Monday, August 28, 2006

Ora Eça


Deu preguiça de tirar fotografia ao meu exemplar. Foi nesta viagem que se descolaram as folhas coladas. Continuo a dizer que esta gente que publica livros colados em vez de cosidos não os ama verdadeiramente.
Por vezes na vida também é assim, estamos entretidos a folhear e começam a soltar-se folhas. Fincamos o pé e revoltamo-nos, obstinadamente procurando manter folhas soltas ou tenuamente agarradas por um fio. Fechamos o livro momentaneamente, de olhar pesaroso ou carregado de raiva, agora a lombada não nos surge tão uniforme, deformada por um maço de folhas que espreitam além da linha das restantes, das restantes que nos parecem arrumadas, no seu devido lugar.
Há vários anos atrás voltava a casa inchada de orgulho pelo achado feito num alfarrabista. Uma edição d'O Primo Basílio do início da década de trinta, século passado. Nunca pensamos no XX como sendo o século passado, mas deu-me jeito salientar isso aqui, aumentando o inchaço orgulhoso e tolo. Preparava-me eu para folhear com todo o cuidado a minha descoberta quando alguém pegou no livro e o deixou cair no chão, soltando uma parcela da frágil, cansada e idosa lombada cosida. Hum... deve ter sido aí que o fim do namoro se iniciou verdadeiramente...

5 comments:

Anonymous said...

Em outubro ocorre o FEIA, o festival dos estudantes do instituto de artes da universidade onde leciono. No ano passado frequentei uma oficina de desenho animado. Este ano será a vez de uma oficina de encadernação (cosida). Que coincidência...

Ali Ambrosio said...

Inspirada com os seus posts sobre a Galícia, digo aqui: Que lástima!

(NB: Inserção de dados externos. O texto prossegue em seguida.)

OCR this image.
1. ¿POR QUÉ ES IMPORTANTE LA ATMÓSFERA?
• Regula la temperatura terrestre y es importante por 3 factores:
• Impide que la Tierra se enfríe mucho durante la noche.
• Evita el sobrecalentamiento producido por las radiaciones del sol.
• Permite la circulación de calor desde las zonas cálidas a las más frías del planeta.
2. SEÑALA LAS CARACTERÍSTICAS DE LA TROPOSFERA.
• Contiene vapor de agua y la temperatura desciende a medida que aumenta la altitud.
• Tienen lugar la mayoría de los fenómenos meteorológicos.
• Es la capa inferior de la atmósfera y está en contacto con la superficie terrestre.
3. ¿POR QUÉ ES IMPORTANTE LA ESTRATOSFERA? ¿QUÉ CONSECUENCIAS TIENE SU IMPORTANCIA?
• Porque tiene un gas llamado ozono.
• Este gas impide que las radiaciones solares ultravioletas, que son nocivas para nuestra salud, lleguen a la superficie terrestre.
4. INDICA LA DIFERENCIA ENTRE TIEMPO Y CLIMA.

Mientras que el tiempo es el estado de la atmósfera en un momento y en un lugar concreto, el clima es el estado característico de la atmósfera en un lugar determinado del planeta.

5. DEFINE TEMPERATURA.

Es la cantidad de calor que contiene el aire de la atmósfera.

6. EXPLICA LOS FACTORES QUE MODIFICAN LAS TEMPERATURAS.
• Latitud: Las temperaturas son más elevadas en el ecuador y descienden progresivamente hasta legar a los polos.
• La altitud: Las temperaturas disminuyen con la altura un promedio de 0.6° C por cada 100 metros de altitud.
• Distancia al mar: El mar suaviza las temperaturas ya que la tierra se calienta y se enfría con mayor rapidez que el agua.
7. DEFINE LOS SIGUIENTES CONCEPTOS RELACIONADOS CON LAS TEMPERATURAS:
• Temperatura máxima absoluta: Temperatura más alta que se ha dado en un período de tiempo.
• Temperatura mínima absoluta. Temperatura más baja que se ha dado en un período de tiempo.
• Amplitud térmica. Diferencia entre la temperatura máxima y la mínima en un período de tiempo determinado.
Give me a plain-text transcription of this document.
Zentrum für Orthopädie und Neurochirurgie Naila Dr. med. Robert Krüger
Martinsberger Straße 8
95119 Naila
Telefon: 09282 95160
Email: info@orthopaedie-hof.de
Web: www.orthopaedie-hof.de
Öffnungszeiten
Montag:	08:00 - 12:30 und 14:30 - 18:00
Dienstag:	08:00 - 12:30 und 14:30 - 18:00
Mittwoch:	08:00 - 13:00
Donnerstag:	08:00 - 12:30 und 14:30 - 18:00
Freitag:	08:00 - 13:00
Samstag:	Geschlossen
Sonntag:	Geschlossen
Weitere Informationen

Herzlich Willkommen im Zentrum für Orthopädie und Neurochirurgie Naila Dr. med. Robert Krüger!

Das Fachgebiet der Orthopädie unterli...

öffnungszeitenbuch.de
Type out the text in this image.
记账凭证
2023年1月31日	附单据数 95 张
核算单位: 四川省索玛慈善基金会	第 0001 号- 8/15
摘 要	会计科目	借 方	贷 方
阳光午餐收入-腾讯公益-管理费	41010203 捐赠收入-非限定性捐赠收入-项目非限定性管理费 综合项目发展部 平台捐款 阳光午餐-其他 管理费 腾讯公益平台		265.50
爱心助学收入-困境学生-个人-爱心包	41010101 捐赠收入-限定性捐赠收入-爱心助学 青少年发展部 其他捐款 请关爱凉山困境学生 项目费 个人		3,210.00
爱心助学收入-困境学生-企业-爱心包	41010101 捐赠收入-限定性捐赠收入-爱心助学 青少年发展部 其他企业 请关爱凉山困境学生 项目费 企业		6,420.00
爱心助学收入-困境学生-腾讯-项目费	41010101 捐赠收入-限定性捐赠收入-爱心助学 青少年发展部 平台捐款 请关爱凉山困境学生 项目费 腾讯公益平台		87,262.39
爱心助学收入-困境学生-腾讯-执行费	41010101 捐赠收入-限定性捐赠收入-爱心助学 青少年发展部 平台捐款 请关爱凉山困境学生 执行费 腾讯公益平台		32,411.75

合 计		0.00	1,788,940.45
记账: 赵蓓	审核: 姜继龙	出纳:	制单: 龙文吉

Quando eu era pequena, na escola primária no Novo México, tivemos uma professora de arte maravilhosa. Ela nos ensinou a fazer os próprios livros - páginas de papel reciclado, cosidos à mão, a capa coberta de tecido grosso. Ela também nos ensinou a fazer caligrafia com aquelas canetas especiais, e foi nessa época que minha maneira de escrever, de formar as letras, foi definida para sempre.

_+*Ælitis*+_ said...

Lembro-me de quando eu era "quenina", ver na colecção de livros da minha mae (sobretudo livros cubanos, por razoes evidentes) umas fitinhas douradas de lado. Reparava que os livros eram todos cozidos (mesmo que fosse de maneira automatica, certo?) assim o eram e tinham o seu encanto. Hoje as capas ja nao sao tao grossas, o papel é mais fino (recyclage oblige) e tb porque seria pesado nas pastas dos alunos atuais, que querem tudo menos estudar.

Bref, deixo aqui meu beijinho e li o post muito muito abaixo.

Beijos!

Anonymous said...

un libro rilegato è per sempre.
un libro incollato, chissà.
Forse le pagine vogliono staccarsi e uscirne, e le parole vivere altrove.
Chissà se le parole chiuse in un libro sono finalmente libere, o davvero prigioniere
F

Carolina said...

De antologia essa sua analogia entre as encadernações mal consolidadas e as amizades ou os amores que o tempo ou os acontecimentos fazem com que, também eles, se desatem, se descolem, se desfolhem!